Overlooked riverine inputs of dissolved neodymium and hafnium to the ocean.

Overlooked riverine inputs of dissolved neodymium and hafnium to the ocean.

Rivers carry vital nutrients and trace metals into the ocean. These elements carry characteristic isotopic signatures that geologists can use to identify where the water in the ocean comes from. As part of the international GEOTRACES project, which aims to map trace metals in the global ocean using such signatures, researchers from GEOMAR Helmholtz Centre for Ocean Research Kiel studied the waters of the Amazon estuary. In doing so, they have discovered that the hitherto ignored Pará river system has a major influence on the composition of the water masses there. Their study has now been published in the journal Nature Communications.

The Amazon River is the largest river in the world. It discharges about one fifth of global freshwater runoff, resulting in a freshwater plume rich in nutrients and trace elements entering the Atlantic Ocean. Until now, it was assumed that the suspended solids partially dissolve in the water plume of the estuary and thus represent an important source of trace metals, but latest results refute this theory. Isotopes of the elements neodymium (Nd) and hafnium (Hf) were examined. These can serve as tracers or origin, i.e. their analysis can be used to determine where water masses come from. Each river has its own isotopic signature that represents the source rock in the hinterland.

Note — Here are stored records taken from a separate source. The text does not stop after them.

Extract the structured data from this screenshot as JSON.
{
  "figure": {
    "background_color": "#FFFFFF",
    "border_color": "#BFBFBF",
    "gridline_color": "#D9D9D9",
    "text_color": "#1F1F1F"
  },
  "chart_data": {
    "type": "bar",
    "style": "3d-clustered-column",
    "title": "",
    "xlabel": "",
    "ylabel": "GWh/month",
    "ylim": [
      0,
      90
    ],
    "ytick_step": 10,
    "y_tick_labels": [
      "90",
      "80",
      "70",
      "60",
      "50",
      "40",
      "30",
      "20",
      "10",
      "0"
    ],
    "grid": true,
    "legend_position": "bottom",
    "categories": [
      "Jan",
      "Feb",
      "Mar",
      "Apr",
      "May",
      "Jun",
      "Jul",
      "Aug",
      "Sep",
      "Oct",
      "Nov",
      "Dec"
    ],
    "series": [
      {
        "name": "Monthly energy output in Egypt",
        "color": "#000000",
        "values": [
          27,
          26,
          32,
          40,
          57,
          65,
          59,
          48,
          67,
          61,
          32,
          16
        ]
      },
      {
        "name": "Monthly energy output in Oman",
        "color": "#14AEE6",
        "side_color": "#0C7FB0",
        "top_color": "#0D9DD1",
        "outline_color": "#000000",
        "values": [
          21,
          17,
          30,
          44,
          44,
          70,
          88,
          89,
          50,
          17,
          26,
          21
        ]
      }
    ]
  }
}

"A previous study had found an increase in the dissolved concentration and variability of neodymium isotopes in the Amazon estuary and concluded that these are dissolved from particles carried by the river on its way to the open ocean," says the study's first author Antao Xu. He is a PhD student in the Chemical Paleoceanography group headed by Professor Dr Martin Frank at GEOMAR Helmholtz Centre for Ocean Research Kiel, who was co-chief scientist of the METEOR expedition M147 (official GEOTRACES process study GApr11) in the Amazon estuary (chief scientist was Prof. Dr Andrea Koschinsky, Constructor University Bremen). "We have now disproved this conclusion," says Martin Frank. "We can show that the changes in isotope composition are a result of the admixture of freshwater from the nearby Pará River."